Feds to transit union: Obey work-to-rest rules

Transport minister John Baird has waded in to Ottawa labour relations with a move that is sure to upset the leadership of ATU 279. From a Canadian Press story:
The federal government is intervening again in an Ottawa municipal transit dispute by imposing federal hours-of-work rules on the city's bus drivers.
This comes after the transit union believed that issue -- limiting the length of drivers' shifts -- would be part of ongoing arbitration to settle outstanding issues left unresolved by the 53-day strike. More from the story:
[Baird] says such long shifts are clearly a safety issue and he can't see how people can object to a rule making 22 hours of work illegal.

"I've got an important responsibility to the safety not just of the travelling public, to the bus drivers themselves, other motorists, to pedestrians, to cyclists," he said.
The rules will take effect quite soon:

Baird said the new rules will be published in the Canada Gazette on Saturday and there will be 30 days for all sides to comment.

"We'll listen to what the parties and what the public has to say, but fatigue kills and I just simply in all good conscience couldn't sit by and do nothing," Baird said.

4 comments:

Klaus said...

This should be interesting.

If the federal legislation is changed to remove the exemptions of municipal transit to federal work rest rules aimed at long distance truck drivers and intercity bus drivers (who normally drive at speeds well in excess of city 50 km/hr speeds on highways in mixed traffic not grade separated transitways), then it would put Ottawa, Gatineau and Windsor in very unique situations, since none of the provincially regulated municipal transit authorities have any such similar rules.

Indeed, one would need to check that the reason the feds granted the exemption in the first place was to ensure these three federally regulated municipal transit authorities would not be put at a "disadvantage" compared to all others.

Dean said...

Klause

At the time the exemption was granted we had a much smaller bus service and far less traffic on the roads.
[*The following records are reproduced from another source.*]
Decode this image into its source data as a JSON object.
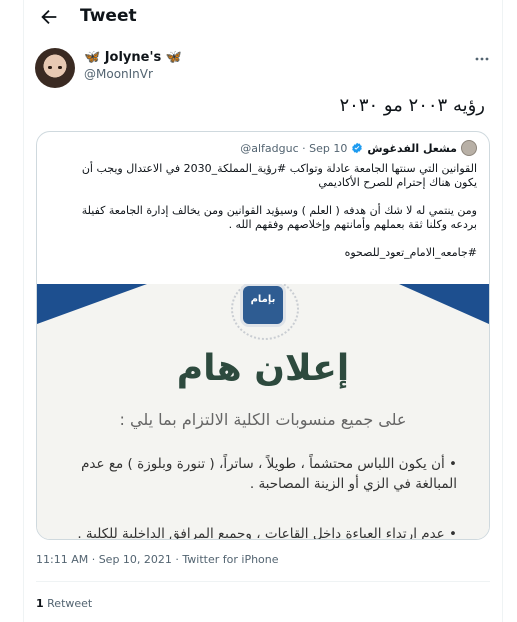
{
  "header": {
    "title": "Tweet",
    "back_icon": "back-arrow-icon"
  },
  "author": {
    "display_name": "🦋 Jolyne's 🦋",
    "handle": "@MoonInVr"
  },
  "tweet": {
    "text": "رؤيه ٢٠٠٣ مو ٢٠٣٠"
  },
  "quote": {
    "name": "مشعل الفدغوش",
    "handle": "@alfadguc",
    "date": "· Sep 10",
    "verified_color": "#1d9bf0",
    "lines": [
      "القوانين التي سنتها الجامعة عادلة وتواكب #رؤية_المملكة_2030 في الاعتدال ويجب أن",
      "يكون هناك إحترام للصرح الأكاديمي",
      "",
      "ومن ينتمي له لا شك أن هدفه ( العلم ) وسيؤيد القوانين ومن يخالف إدارة الجامعة كفيلة",
      "بردعه وكلنا ثقة بعملهم وأمانتهم وإخلاصهم وفقهم الله .",
      "",
      "#جامعه_الامام_تعود_للصحوه"
    ],
    "image": {
      "logo_text": "بإمام",
      "title": "إعلان هام",
      "subtitle": "على جميع منسوبات الكلية الالتزام بما يلي :",
      "bullet1": "• أن يكون اللباس محتشماً ، طويلاً ، ساتراً، ( تنورة وبلوزة ) مع عدم المبالغة في الزي أو الزينة المصاحبة .",
      "bullet2": "• عدم ارتداء العباءة داخل القاعات ، وجميع المرافق الداخلية للكلية .",
      "band_color": "#1d4f8f",
      "title_color": "#2d4a3e"
    }
  },
  "meta": {
    "timestamp": "11:11 AM · Sep 10, 2021 · Twitter for iPhone"
  },
  "stats": {
    "retweet_count": "1",
    "retweet_label": "Retweet"
  }
}
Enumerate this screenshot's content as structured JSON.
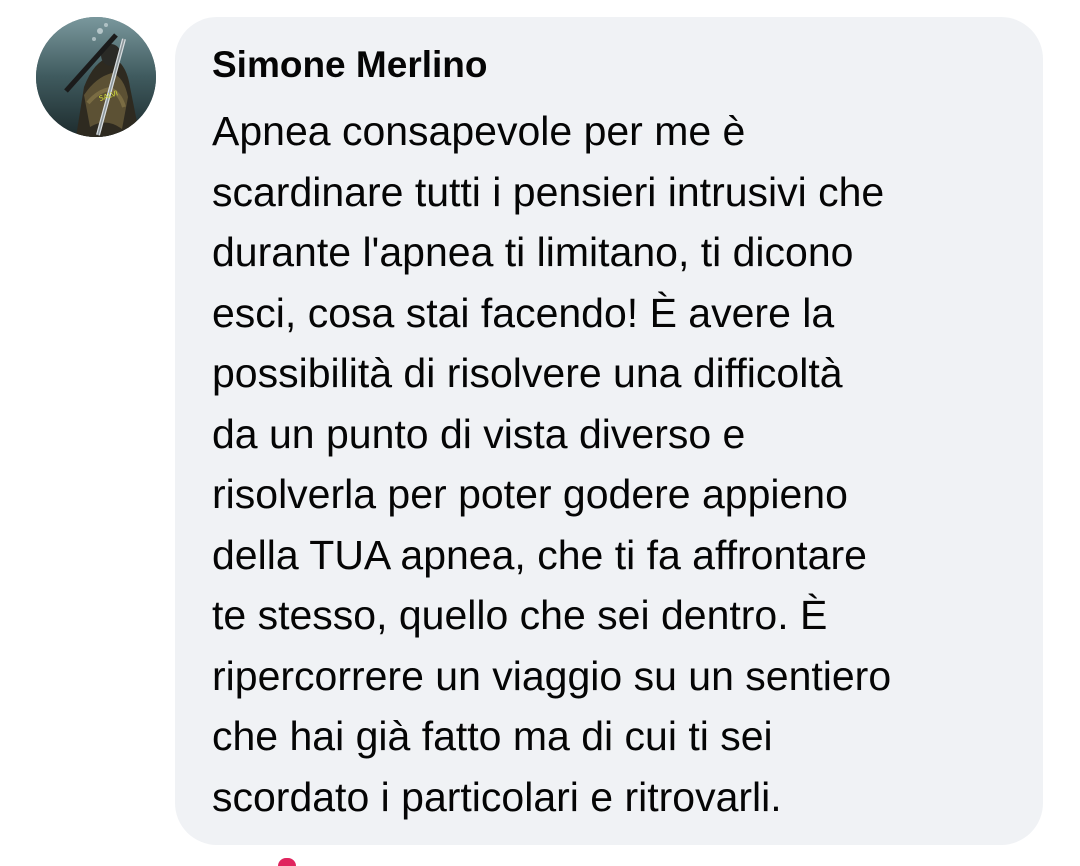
{
  "comment": {
    "author": "Simone Merlino",
    "lines": [
      "Apnea consapevole per me è",
      "scardinare tutti i pensieri intrusivi che",
      "durante l'apnea ti limitano, ti dicono",
      "esci, cosa stai facendo! È avere la",
      "possibilità di risolvere una difficoltà",
      "da un punto di vista diverso e",
      "risolverla per poter godere appieno",
      "della TUA apnea, che ti fa affrontare",
      "te stesso, quello che sei dentro. È",
      "ripercorrere un viaggio su un sentiero",
      "che hai già fatto ma di cui ti sei",
      "scordato i particolari e ritrovarli."
    ],
    "bubble_color": "#f0f2f5",
    "text_color": "#050505"
  }
}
Also the effect's of fatigue on driving are far better understood now than when the exemption was granted.

The union has put it self in an awkward position. It keep's telling us how tough, demanding and stressful the job is. But want's us to believe that driver's can work massive overtime or greater than 14 hour shift's with no safety concerns.

Anonymous said...

The only day a driver can work a double shift is saturday, as part of a special agreement in the last contract. Why dont they just cancel that? Other than that the city doesnt currently offer shifts that are longer than 12 hours so there would be no issue.

Anonymous said...

My recommendation is to go back to the barging table and negotiate the scheduling issues! If the Union doesn’t like the scheduling changes the city is proposing, negotiate one that both parties can agree on.